Ketharaman Swaminathan
Ketharaman Swaminathan - GTM360 Marketing Solutions - Pune 11 January, 2013, 17:59Be the first to give this comment the thumbs up 0 likes

Not sure why cash collection should be so costly. In this Finextra post, I've cited the example of an airline in India that has recently launched cash-on-delivery as a new mode of payment for booking air tickets. It has outsourced the cash collection to a third-party at a cost that is no greater than the MDF / MSC it incurs for accepting credit / debit card payments.

A Finextra member
A Finextra member 12 January, 2013, 10:45Be the first to give this comment the thumbs up 0 likes

@Ketharaman I think if you sit down with any corporate treasurer and ask them to itemise and quantify the cost of using cash in their distribution chain you will soon find that it quickly adds up once you consider invoice delays in cash payment collection, cost of collection itself (labour, vehicle, fuel), transportation of collected cash, securing it and risk of theft and fraud, insurance and manual back office reconciliation processes. I would be more than surprised to find that it all added up to less than the merchant service discount charged in any country. The COD example cited considers one cost in that list - the cost of transporting collected cash and ignores the others. The fact that we have a whole industry dedicated to removing cash from the system and a push by governments and central banks globally would suggest the cash isn't just a benign contributing factor on the cost of payments.

Ketharaman Swaminathan
Ketharaman Swaminathan - GTM360 Marketing Solutions - Pune 12 January, 2013, 11:42Be the first to give this comment the thumbs up 0 likes

@KillianC:

I'd rather believe what corporate treasurers do than what they say. And on this, I'll point to my comment here to avoid repetition.

Just to clarify, in the airline COD example I've cited, I don't think the airline has ignored any cost: The third-party COD provider in question bears all the costs you've specified including cash collection, transport, deposit into the airline's bank account, cash-in-transit insurance, reconciliation, etc., and charges one flat fee to the airline, which is no higher than MDF / MSC. For the airline, this is the total cost of getting "cash in its bank account" and I don't see any extra costs being applicable relative to card payment.

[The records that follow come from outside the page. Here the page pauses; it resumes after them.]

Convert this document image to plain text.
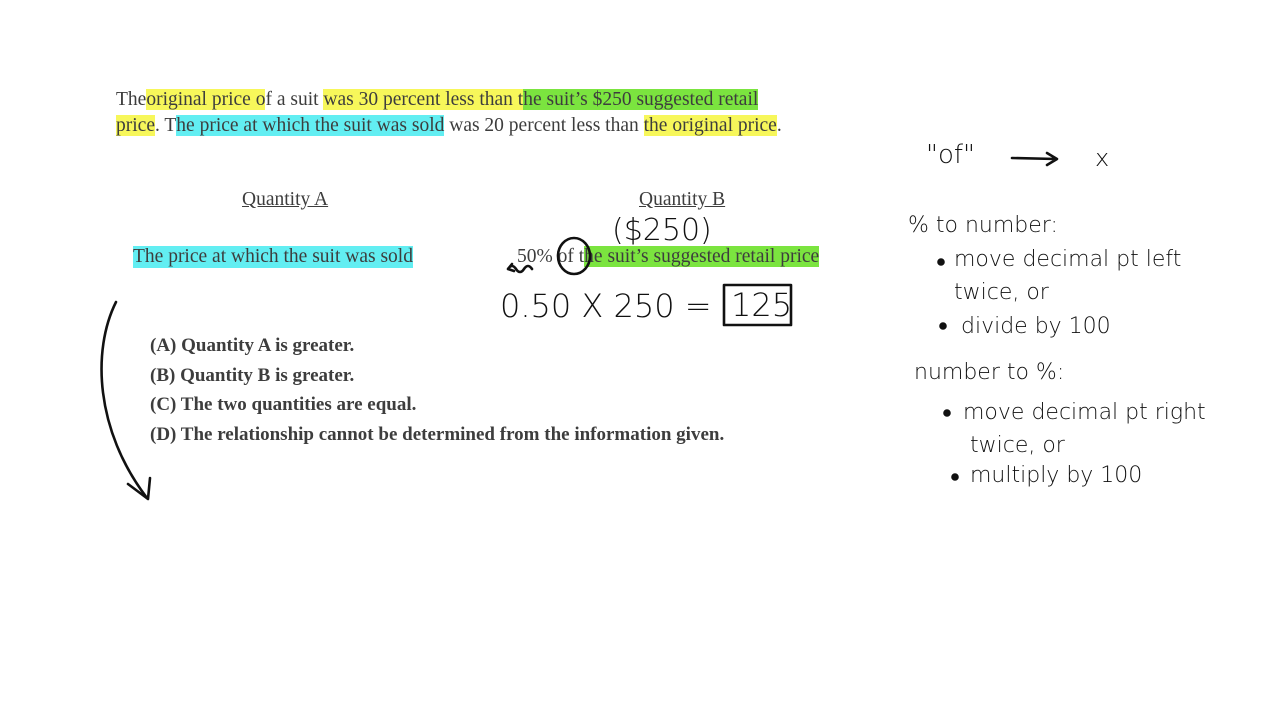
Theoriginal price of a suit was 30 percent less than the suit’s $250 suggested retail
price. The price at which the suit was sold was 20 percent less than the original price.
Quantity A	Quantity B
The price at which the suit was sold	50% of the suit’s suggested retail price
(A) Quantity A is greater.
(B) Quantity B is greater.
(C) The two quantities are equal.
(D) The relationship cannot be determined from the information given.
($250)
0.50 X 250 = 125
"of"	x
% to number:
move decimal pt left
twice, or
divide by 100
number to %:
move decimal pt right
twice, or
multiply by 100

In fact, at no extra cost, the airline has also received a bank guarantee from the COD provider indemnifying the airline from the possibility of the COD provider going bankrupt during the T+2 day settlement cycle. 

Maybe the COD provider has underestimated its total cost and has quoted an unrealistically low fee to the airline but that's not the airline's problem. On second thoughts, I'll rule out the possibility of any gross underestimation since the same COD provider has been providing this service to at least 100 other OTAs and e-tailers over the last two years and it has managed to survive so far.